GOP Eyes Next Week to Move Bill to Curb Nationwide Orders (2)

March 24, 2025, 4:58 PM UTCUpdated: March 24, 2025, 10:01 PM UTC

The US House plans to vote next week on a bill to curb the authority of lone federal judges to block executive branch policies nationwide, House Majority Leader Steve Scalise said.

The Louisiana Republican offered the timetable in a post on Monday on the social media platform X. Scalise sets the chamber’s legislative agenda.

The bill put forward by Rep. Darrell Issa (R-Calif.) would “limit the judicial overreach of partisan federal judges issuing political nationwide injunctions to impede President Trump’s agenda the majority of American voters elected him to carry out,” Scalise wrote.

Specifically, the proposal (HR 1526) would block federal trial court judges from issuing decisions that apply beyond those involved in the litigation, with some exceptions for multistate litigation. The House Judiciary Committee advanced the measure this month in a party line vote.

Administrations of both parties have over the years complained about the power of a single federal judge to derail policy priorities.

The latest move comes as the GOP caucus ramps up criticism of judges hearing legal challenges to Donald Trump’s actions on immigration and to overhaul the federal government.

House Republicans have so far filed or announced impeachment articles against five judges who’ve issued decisions against the administration. Impeachment faces slim odds in the House and no chance in the Senate.

Judge Hearings

House Judiciary Committee Chair Jim Jordan (R-Ohio) also told Fox News on Monday that the panel would hold hearings next week on the Washington, D.C, federal judge whose rulings against US efforts to deport accused Venezuelan gang members has angered Trump.

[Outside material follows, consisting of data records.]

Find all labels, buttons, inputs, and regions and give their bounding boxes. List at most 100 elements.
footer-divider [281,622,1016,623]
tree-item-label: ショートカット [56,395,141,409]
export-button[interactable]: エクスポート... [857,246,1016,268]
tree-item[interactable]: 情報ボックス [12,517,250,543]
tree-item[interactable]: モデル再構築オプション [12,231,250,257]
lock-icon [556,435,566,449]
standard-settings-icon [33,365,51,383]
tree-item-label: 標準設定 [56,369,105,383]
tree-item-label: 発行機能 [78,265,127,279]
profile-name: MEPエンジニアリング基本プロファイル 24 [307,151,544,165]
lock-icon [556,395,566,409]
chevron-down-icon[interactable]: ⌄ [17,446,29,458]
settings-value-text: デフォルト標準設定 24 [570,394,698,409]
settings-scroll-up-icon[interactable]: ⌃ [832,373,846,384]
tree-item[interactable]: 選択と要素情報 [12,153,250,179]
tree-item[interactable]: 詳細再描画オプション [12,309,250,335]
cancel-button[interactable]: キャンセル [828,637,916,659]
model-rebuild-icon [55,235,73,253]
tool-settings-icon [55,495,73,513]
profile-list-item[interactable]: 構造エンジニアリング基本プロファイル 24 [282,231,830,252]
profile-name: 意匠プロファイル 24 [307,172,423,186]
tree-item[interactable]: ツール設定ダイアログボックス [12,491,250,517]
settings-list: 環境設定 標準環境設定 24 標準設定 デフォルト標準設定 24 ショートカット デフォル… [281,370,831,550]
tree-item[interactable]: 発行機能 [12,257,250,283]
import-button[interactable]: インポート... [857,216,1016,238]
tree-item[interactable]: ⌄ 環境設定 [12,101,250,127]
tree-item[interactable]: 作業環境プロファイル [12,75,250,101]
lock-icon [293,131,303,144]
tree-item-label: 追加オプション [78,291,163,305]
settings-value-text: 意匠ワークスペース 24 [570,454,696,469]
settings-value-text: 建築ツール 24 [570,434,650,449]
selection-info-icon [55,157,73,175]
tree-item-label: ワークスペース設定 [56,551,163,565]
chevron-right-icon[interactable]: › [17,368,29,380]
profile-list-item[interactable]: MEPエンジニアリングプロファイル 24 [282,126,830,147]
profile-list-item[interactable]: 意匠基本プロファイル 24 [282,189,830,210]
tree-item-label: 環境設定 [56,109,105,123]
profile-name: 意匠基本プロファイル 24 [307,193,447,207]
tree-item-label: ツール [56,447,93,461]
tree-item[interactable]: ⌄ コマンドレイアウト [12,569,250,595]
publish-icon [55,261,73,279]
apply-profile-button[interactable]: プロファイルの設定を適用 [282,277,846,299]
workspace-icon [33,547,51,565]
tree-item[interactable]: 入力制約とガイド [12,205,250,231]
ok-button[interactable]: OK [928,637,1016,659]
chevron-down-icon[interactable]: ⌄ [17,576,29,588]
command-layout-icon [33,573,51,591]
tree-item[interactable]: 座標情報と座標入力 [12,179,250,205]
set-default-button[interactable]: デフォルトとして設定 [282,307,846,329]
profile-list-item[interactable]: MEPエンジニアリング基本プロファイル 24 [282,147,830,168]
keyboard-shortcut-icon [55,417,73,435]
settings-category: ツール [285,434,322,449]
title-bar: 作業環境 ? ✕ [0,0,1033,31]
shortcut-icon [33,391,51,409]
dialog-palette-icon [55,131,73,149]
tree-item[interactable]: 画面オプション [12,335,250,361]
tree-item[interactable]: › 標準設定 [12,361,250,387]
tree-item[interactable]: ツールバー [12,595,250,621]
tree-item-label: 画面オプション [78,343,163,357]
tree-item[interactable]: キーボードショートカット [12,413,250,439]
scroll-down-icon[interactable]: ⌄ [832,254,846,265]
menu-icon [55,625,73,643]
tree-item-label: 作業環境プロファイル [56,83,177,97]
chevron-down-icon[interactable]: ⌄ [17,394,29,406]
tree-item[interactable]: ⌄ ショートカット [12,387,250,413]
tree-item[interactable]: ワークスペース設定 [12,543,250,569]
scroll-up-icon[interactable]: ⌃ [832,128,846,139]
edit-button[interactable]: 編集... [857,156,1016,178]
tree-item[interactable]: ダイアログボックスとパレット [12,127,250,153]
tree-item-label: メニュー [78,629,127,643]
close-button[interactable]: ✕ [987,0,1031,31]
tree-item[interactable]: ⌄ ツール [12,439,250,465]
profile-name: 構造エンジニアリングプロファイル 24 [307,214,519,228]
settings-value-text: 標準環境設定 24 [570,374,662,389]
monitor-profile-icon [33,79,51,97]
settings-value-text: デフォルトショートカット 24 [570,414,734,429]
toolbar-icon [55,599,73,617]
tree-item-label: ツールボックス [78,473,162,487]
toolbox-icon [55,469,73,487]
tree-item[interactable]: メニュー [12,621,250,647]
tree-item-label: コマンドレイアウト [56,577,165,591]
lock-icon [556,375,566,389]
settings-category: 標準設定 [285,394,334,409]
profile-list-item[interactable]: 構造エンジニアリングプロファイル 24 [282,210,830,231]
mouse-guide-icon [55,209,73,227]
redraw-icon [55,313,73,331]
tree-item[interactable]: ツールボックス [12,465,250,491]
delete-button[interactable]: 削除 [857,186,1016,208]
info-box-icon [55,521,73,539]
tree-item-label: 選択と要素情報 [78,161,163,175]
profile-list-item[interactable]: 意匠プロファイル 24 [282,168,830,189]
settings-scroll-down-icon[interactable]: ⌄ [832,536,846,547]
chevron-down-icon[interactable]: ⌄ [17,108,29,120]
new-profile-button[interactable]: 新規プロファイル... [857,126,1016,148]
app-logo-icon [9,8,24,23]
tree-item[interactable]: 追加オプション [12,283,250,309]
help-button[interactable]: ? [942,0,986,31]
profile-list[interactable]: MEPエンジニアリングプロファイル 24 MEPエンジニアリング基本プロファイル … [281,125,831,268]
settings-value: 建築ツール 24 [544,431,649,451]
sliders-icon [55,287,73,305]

Chief Judge James Boasberg of the US District Court for the District of Columbiahas ruled against the administration in its bid to invoke a centuries-old law to deport alleged members of the Tren de Aragua gang to a Salvadoran prison, without hearings.

Jordan said that it “really starts to look like Judge Boasberg is operating purely political against the president.”

“There’s the broader issue of all these judges’ injunctions, and then decisions like Judge Boasberg’s, what he’s trying to do and how that case is working, we’re going to have hearings on all of that,” Jordan said.

Trump has also raged specifically against Boasberg, who was appointed by George W. Bush to the D.C superior court and by Barack Obama to the federal court.

Trump called for Boasberg’s impeachment and described him as a “Radical Left Lunatic of a Judge” and “a troublemaker and agitator” on the social media platform TruthSocial.

Rep. Jamie Raskin (D-Md.), the top Democrat on the Judiciary Committee, said through a spokesperson that judges ruling against the Trump administration “are doing what judges are supposed to do: blocking illegal and unconstitutional actions.”

In the Senate, a spokesperson for Judiciary Chair Chuck Grassley (R-Iowa) said the panel “is exploring potential legislative solutions and will closely examine this topic in an upcoming hearing.”

“The recent surge of sweeping decisions by district judges merits serious scrutiny,” the spokesperson, Clare Slattery, said.

— With assistance from Maeve Sheehey.